The other aspect is whether consumers actually care about having live and local content. Does it matter to a listener that the show they're listening to is beamed in from hundreds of miles away if it's good content that they enjoy? Every weekday morning, local TV stations run syndicated morning shows like "Today" or "Good Morning America," and no one seems to argue that TV stations aren't "serving their local broadcast base" by airing a show from New York with occasional local traffic/weather/news cut-ins. The content is what matters to viewers.
We're living in a world where content is freely available from a huge number of sources worldwide thanks to the Internet, so people can seek out whatever they want to see or hear the most, making it a top priority for broadcast media to provide quality material, regardless of where it's from. If radio wants to deliver the best content possible in order to draw listeners — and that content happens to be from another market, then radio needs to embrace that and be the conduit for the most engaging content, but not pretend that it's coming from that particular station's studios.
As Fred Jacobs replied, this is radio's game to lose. The industry can either provide appealing content that consumers want and keep its longstanding place in the dashboard based on its own merits, or it can dither around and perhaps lose center-square placement to other options that consumers find more attractive.
Keith Berman is a former editor of Radio & Records and co-founder of RAMP: Radio and Music Pros. The opinions expressed here are his own and do not reflect those of any current or former employer. He can be reached at email@example.com. Follow Keith on Facebook www.facebook.com/keithberman
(3/14/2013 5:38:27 PM) |
Tough week for me. A few days ago, I learned I was, apparently, "unemployed". Now I am informed I am a "one hit wonder". So, before the truth comes out, I confess to getting my driver's license in a Crackerjack box.

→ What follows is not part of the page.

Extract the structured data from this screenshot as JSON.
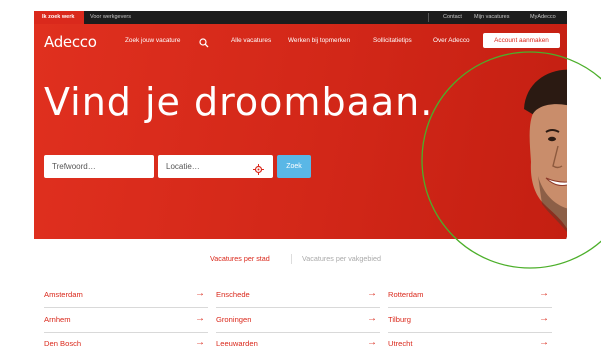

None of this is relative to the discussion. My email is open. Take me on there.
|- Ronald T. Robinson|
(3/14/2013 10:51:14 AM) |
You are the most negative “one hit wonder” I have every seen. You need to move away from Canada to a warmer climate or lay off the moose head and Yukon jack before you post.
(3/14/2013 6:51:20 AM) |
Even as this topic winds down, it should be noted that all the mewling and whining is as a result of ownership letting radio dwindle to the point of almost irrelevance in the minds of audiences.

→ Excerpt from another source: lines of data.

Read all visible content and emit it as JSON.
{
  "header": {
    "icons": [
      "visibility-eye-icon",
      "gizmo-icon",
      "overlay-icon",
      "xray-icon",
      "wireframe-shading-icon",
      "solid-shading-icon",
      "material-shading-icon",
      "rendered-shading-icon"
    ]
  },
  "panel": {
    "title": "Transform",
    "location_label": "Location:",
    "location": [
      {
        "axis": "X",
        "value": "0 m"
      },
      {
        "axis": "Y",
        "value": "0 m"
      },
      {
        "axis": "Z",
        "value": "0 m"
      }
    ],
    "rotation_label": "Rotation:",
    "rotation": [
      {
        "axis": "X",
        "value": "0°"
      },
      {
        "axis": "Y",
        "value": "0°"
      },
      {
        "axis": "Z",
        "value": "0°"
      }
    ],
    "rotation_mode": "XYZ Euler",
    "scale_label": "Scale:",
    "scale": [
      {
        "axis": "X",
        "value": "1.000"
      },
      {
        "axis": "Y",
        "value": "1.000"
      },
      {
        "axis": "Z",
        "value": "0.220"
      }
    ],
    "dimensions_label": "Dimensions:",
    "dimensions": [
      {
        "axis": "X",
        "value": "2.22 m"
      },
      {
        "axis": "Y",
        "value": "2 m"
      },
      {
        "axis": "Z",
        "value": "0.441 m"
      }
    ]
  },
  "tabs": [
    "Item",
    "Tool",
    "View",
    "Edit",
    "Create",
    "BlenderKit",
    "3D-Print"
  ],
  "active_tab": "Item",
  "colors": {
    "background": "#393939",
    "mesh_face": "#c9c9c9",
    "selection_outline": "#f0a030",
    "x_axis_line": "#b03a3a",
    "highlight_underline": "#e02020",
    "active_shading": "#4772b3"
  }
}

Sure, almost everybody tunes in to some degree. But we are all suspicious and concerned about the intensity of listening going on.

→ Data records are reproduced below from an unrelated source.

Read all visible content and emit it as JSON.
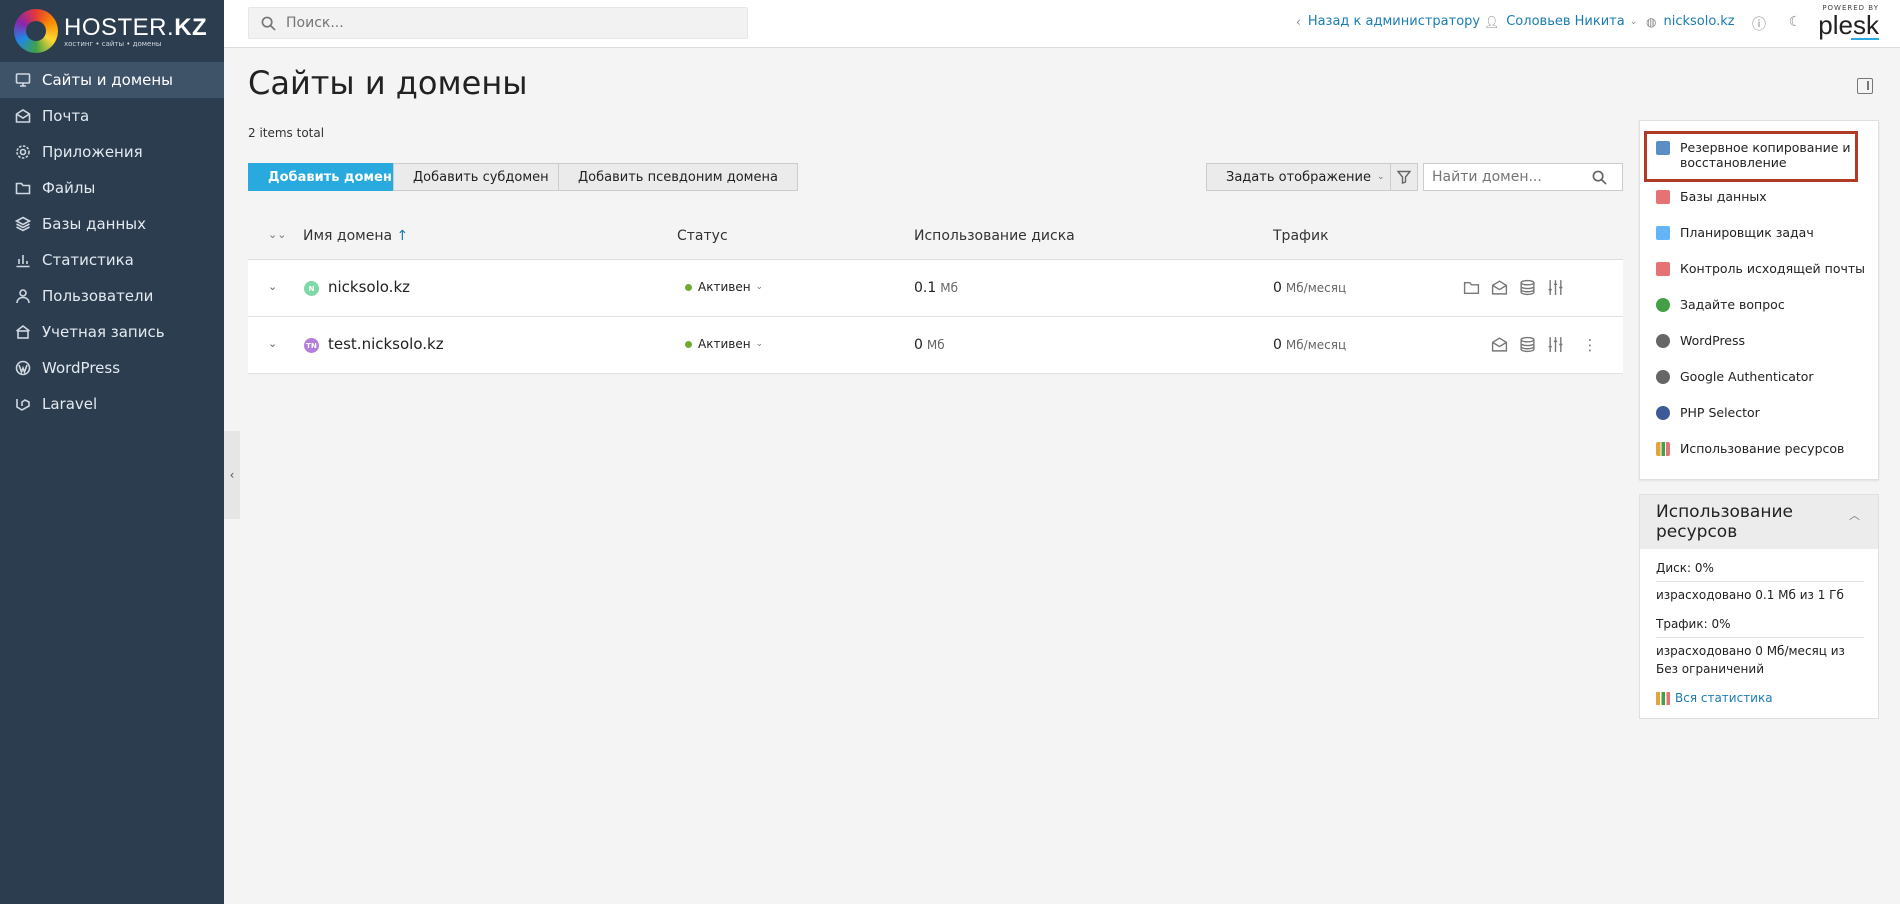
{
  "brand": {
    "logo_main": "HOSTER.",
    "logo_bold": "KZ",
    "logo_sub": "хостинг • сайты • домены"
  },
  "sidebar": {
    "items": [
      {
        "label": "Сайты и домены",
        "icon": "monitor-icon",
        "active": true
      },
      {
        "label": "Почта",
        "icon": "mail-icon"
      },
      {
        "label": "Приложения",
        "icon": "gear-icon"
      },
      {
        "label": "Файлы",
        "icon": "folder-icon"
      },
      {
        "label": "Базы данных",
        "icon": "layers-icon"
      },
      {
        "label": "Статистика",
        "icon": "chart-icon"
      },
      {
        "label": "Пользователи",
        "icon": "user-icon"
      },
      {
        "label": "Учетная запись",
        "icon": "account-icon"
      },
      {
        "label": "WordPress",
        "icon": "wordpress-icon"
      },
      {
        "label": "Laravel",
        "icon": "laravel-icon"
      }
    ]
  },
  "header": {
    "search_placeholder": "Поиск...",
    "back_label": "Назад к администратору",
    "user_label": "Соловьев Никита",
    "domain_label": "nicksolo.kz",
    "powered_by": "POWERED BY",
    "plesk": "plesk"
  },
  "main": {
    "title": "Сайты и домены",
    "items_total": "2 items total",
    "buttons": {
      "add_domain": "Добавить домен",
      "add_subdomain": "Добавить субдомен",
      "add_alias": "Добавить псевдоним домена",
      "set_view": "Задать отображение"
    },
    "domain_search_placeholder": "Найти домен...",
    "columns": {
      "name": "Имя домена",
      "status": "Статус",
      "disk": "Использование диска",
      "traffic": "Трафик"
    },
    "rows": [
      {
        "name": "nicksolo.kz",
        "favicon": "N",
        "favicon_color": "#7ed8a8",
        "status": "Активен",
        "disk": "0.1",
        "disk_unit": "Мб",
        "traffic": "0",
        "traffic_unit": "Мб/месяц"
      },
      {
        "name": "test.nicksolo.kz",
        "favicon": "TN",
        "favicon_color": "#b57edc",
        "status": "Активен",
        "disk": "0",
        "disk_unit": "Мб",
        "traffic": "0",
        "traffic_unit": "Мб/месяц"
      }
    ]
  },
  "quick_links": [
    {
      "label": "Резервное копирование и восстановление",
      "icon": "backup-icon",
      "color": "#5b8fc4"
    },
    {
      "label": "Базы данных",
      "icon": "database-icon",
      "color": "#e57373"
    },
    {
      "label": "Планировщик задач",
      "icon": "calendar-icon",
      "color": "#64b5f6"
    },
    {
      "label": "Контроль исходящей почты",
      "icon": "mail-control-icon",
      "color": "#e57373"
    },
    {
      "label": "Задайте вопрос",
      "icon": "whatsapp-icon",
      "color": "#43a047"
    },
    {
      "label": "WordPress",
      "icon": "wordpress-icon",
      "color": "#666666"
    },
    {
      "label": "Google Authenticator",
      "icon": "authenticator-icon",
      "color": "#666666"
    },
    {
      "label": "PHP Selector",
      "icon": "php-icon",
      "color": "#3d5a98"
    },
    {
      "label": "Использование ресурсов",
      "icon": "stats-icon",
      "color": "#e6a23c"
    }
  ],
  "resources": {
    "title": "Использование ресурсов",
    "disk_label": "Диск: 0%",
    "disk_detail": "израсходовано 0.1 Мб из 1 Гб",
    "traffic_label": "Трафик: 0%",
    "traffic_detail": "израсходовано 0 Мб/месяц из Без ограничений",
    "all_stats": "Вся статистика"
  }
}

Are the folks really paying attention - all the time, or is radio just a familiar white noise in the background? We already know the answer.
I mean, are audiences really pulling over to write down the very, very, very important advertiser phone numbers? Are they also hanging on to, cherishing and being nourished by every word coming out of "Donny"?
We already know the answer to that one, too.
"By the way, mirror, mirror on the wall... please bull***t me, if you can."
|- Ronald T. Robinson|
(3/13/2013 2:13:03 PM) |
All means of communication should be included in the dash so we the listeners have all choices we want at any time and at any place.
|- Henning Bjerre|
(3/13/2013 10:35:08 AM) |
Gone are the days when most stations had large news rooms and beat reporters. Yeah, so what that they simulcasted during hurricane Sandy. The real question is, WHO WAS ONLINE? No one! Get it? Internet down. Cable down. Phone down. Mobile down. If they were silly enough to not have a battery powered radio, no doubt they were using radio chips in their cell phones or sitting in their cars getting a local broadcaster update. Terrestrial isn't going anywhere.